Industries, pollutions et lutte écologique
L’écologie devait intégrer (on en revient toujours là) le désir de révolution qui lui manquait (entre la non-violence apolitique du vieux militant catho et la non-violence contestataire d’un transfuge du gauchisme, il y a toute la distance qui sépare l’acceptation du refus). Le régime il risque rien, parce que la civilisation à besoin de lui. L’un soutenant l’autre, ils tiendront jusqu’au bout, jusqu’au suicide collectif. La pollution ne menace pas plus la civilisation que la corruption ne menace le régime. Il y a deux ans, “la pollution” faisait bien rigoler les professionnels de l’agitation politique, et Charlie Hebdo faisait bien rigoler les “spécialistes de l’environnement”. Maintenant les uns et les autres se sentent dépassés sur leur gauche et ne songent qu’à récupérer le truc. Quand elle flaire un danger, le société de consommation n’a qu’un réflexe: elle récupère.

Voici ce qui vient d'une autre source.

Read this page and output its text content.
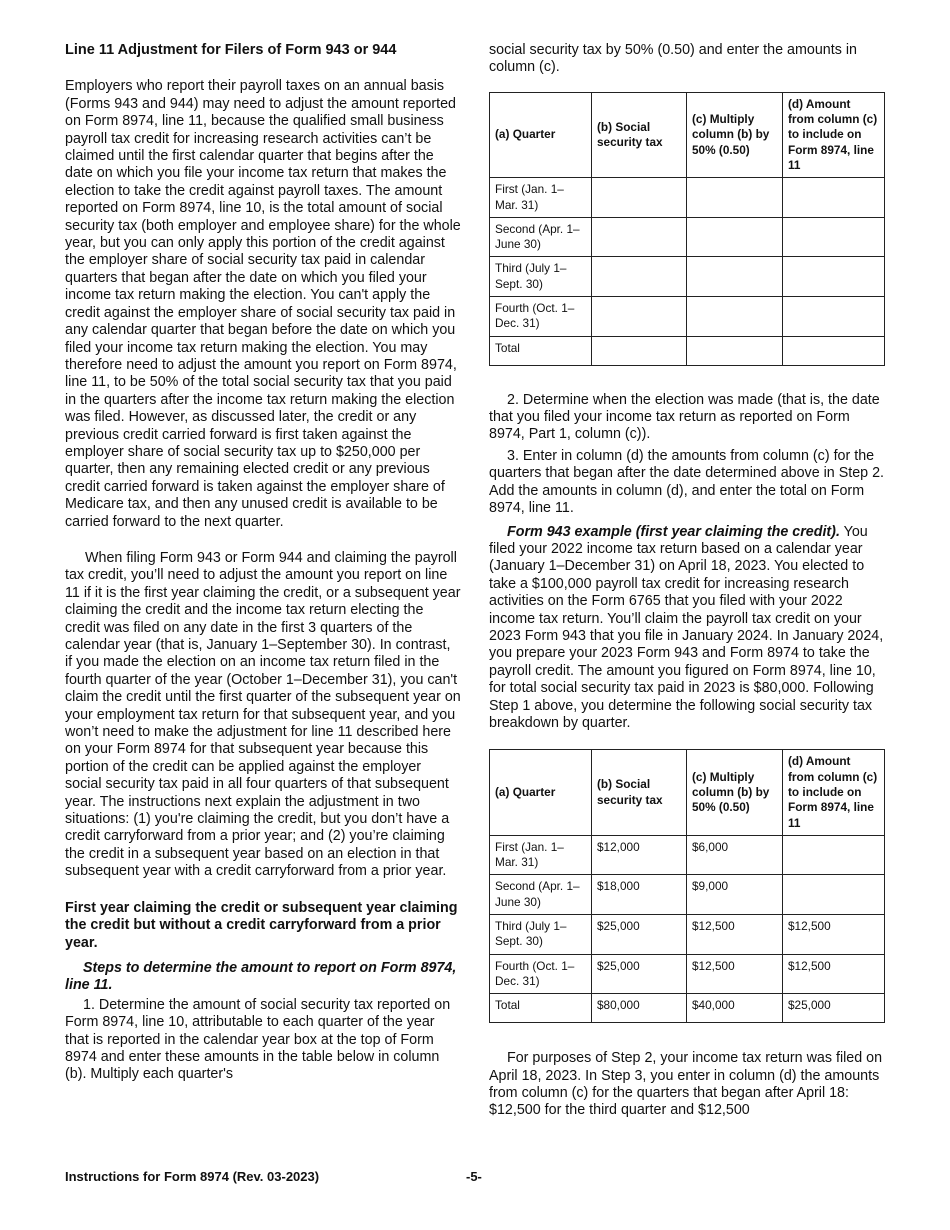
Line 11 Adjustment for Filers of Form 943 or 944

Employers who report their payroll taxes on an annual basis (Forms 943 and 944) may need to adjust the amount reported on Form 8974, line 11, because the qualified small business payroll tax credit for increasing research activities can’t be claimed until the first calendar quarter that begins after the date on which you file your income tax return that makes the election to take the credit against payroll taxes. The amount reported on Form 8974, line 10, is the total amount of social security tax (both employer and employee share) for the whole year, but you can only apply this portion of the credit against the employer share of social security tax paid in calendar quarters that began after the date on which you filed your income tax return making the election. You can't apply the credit against the employer share of social security tax paid in any calendar quarter that began before the date on which you filed your income tax return making the election. You may therefore need to adjust the amount you report on Form 8974, line 11, to be 50% of the total social security tax that you paid in the quarters after the income tax return making the election was filed. However, as discussed later, the credit or any previous credit carried forward is first taken against the employer share of social security tax up to $250,000 per quarter, then any remaining elected credit or any previous credit carried forward is taken against the employer share of Medicare tax, and then any unused credit is available to be carried forward to the next quarter.

When filing Form 943 or Form 944 and claiming the payroll tax credit, you’ll need to adjust the amount you report on line 11 if it is the first year claiming the credit, or a subsequent year claiming the credit and the income tax return electing the credit was filed on any date in the first 3 quarters of the calendar year (that is, January 1–September 30). In contrast, if you made the election on an income tax return filed in the fourth quarter of the year (October 1–December 31), you can't claim the credit until the first quarter of the subsequent year on your employment tax return for that subsequent year, and you won’t need to make the adjustment for line 11 described here on your Form 8974 for that subsequent year because this portion of the credit can be applied against the employer social security tax paid in all four quarters of that subsequent year. The instructions next explain the adjustment in two situations: (1) you're claiming the credit, but you don’t have a credit carryforward from a prior year; and (2) you’re claiming the credit in a subsequent year based on an election in that subsequent year with a credit carryforward from a prior year.

First year claiming the credit or subsequent year claiming the credit but without a credit carryforward from a prior year.
Steps to determine the amount to report on Form 8974, line 11.
1. Determine the amount of social security tax reported on Form 8974, line 10, attributable to each quarter of the year that is reported in the calendar year box at the top of Form 8974 and enter these amounts in the table below in column (b). Multiply each quarter's

social security tax by 50% (0.50) and enter the amounts in column (c).

(a) Quarter	(b) Social security tax	(c) Multiply column (b) by 50% (0.50)	(d) Amount from column (c) to include on Form 8974, line 11
First (Jan. 1–Mar. 31)			
Second (Apr. 1–June 30)			
Third (July 1–Sept. 30)			
Fourth (Oct. 1–Dec. 31)			
Total			
2. Determine when the election was made (that is, the date that you filed your income tax return as reported on Form 8974, Part 1, column (c)).
3. Enter in column (d) the amounts from column (c) for the quarters that began after the date determined above in Step 2. Add the amounts in column (d), and enter the total on Form 8974, line 11.
Form 943 example (first year claiming the credit). You filed your 2022 income tax return based on a calendar year (January 1–December 31) on April 18, 2023. You elected to take a $100,000 payroll tax credit for increasing research activities on the Form 6765 that you filed with your 2022 income tax return. You’ll claim the payroll tax credit on your 2023 Form 943 that you file in January 2024. In January 2024, you prepare your 2023 Form 943 and Form 8974 to take the payroll credit. The amount you figured on Form 8974, line 10, for total social security tax paid in 2023 is $80,000. Following Step 1 above, you determine the following social security tax breakdown by quarter.
(a) Quarter	(b) Social security tax	(c) Multiply column (b) by 50% (0.50)	(d) Amount from column (c) to include on Form 8974, line 11
First (Jan. 1–Mar. 31)	$12,000	$6,000	
Second (Apr. 1–June 30)	$18,000	$9,000	
Third (July 1–Sept. 30)	$25,000	$12,500	$12,500
Fourth (Oct. 1–Dec. 31)	$25,000	$12,500	$12,500
Total	$80,000	$40,000	$25,000
For purposes of Step 2, your income tax return was filed on April 18, 2023. In Step 3, you enter in column (d) the amounts from column (c) for the quarters that began after April 18: $12,500 for the third quarter and $12,500
Instructions for Form 8974 (Rev. 03-2023)	-5-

L’enseignement de l’environnement conduit tout droit à la contestation, parce qu’il conduit tout droit à cette évidence que l’économie de compétition est incompatible avec la survie. Il ne s’agit pas de protéger la nature, mais de sauvegarder la vie. La vie, c’est nous, pas “produits du social” : êtres vivants. Il faut pas s’emparer des moyens de production, il faut pas changer de mode de production, il faut abolir la production. La transformation de matière vivante aboutit inéluctablement, volontairement ou non, après production ou déperdition d’énergie à un autre état d’organisation de la matière vivante. Or, pour la matière vivante, d’autre état d’organisation y’en a qu’un, c’est le retour au minéral, c’est la mort. Quand le guide fait visiter la galerie des glaces, à Versailles, il ne parle pas des centaines d’ouvriers étameurs qui sont morts sans savoir pourquoi, intoxiqués par le mercure, afin que le roy se mire. Le problème ne date pas d’aujourd’hui mais il a pris, aujourd’hui une dimension nouvelle. Car aujourd’hui c’est nous tous qui mourons comme les ouvriers de Versailles, d’utiliser la technique en aveugle. L’ère des parlotes est révolue. Si nous ne voulons pas crever de la pollution généralisée, il est grand temps de passer à l’action. Ces jours-ci, Paul-Emile Victor parlant à la radio a répondu (à peu près textuellement) au speaker qui l’interrogeait sur les moyens d’action à employer pour lutter contre la pollution: “… Il faut former des commandos et faire la guerre, je dis bien la guerre, une vraie guerre avec tout ce que cela implique”.
A votre santé
Si vous ne voulez pas vous emmerder en faisant bénéficier vos mômes d’une hygiène intelligente qui renforcera leurs immunités naturelles, si vous aimez mieux persévérer dans l’empirisme et la coutume, alors faites-les vacciner, par exemple: contre 50 % de chances de leur filer une déficience ou une maladie chronique peu visible et 100% de chances d’affaiblir globalement l’espèce en quelques générations, vous obtenez peut-être bien, chipotons pas, 90% d’immunité artificielle à des maladies infectieuses répertoriées contre lesquelles la médecine moderne ne sait lutter qu’en sapant le terrain avec des toxiques et qui ne sont pourtant que des processus naturels de retour à un métabolisme normal. La société ne sait que réprimer, mais l’habitude de considérer la répression comme un remède s’inscrit beaucoup plus profond qu’on ne croit. Dans les comportements, les modes de pensée les plus anodins, les moins suspects. C’est forcé.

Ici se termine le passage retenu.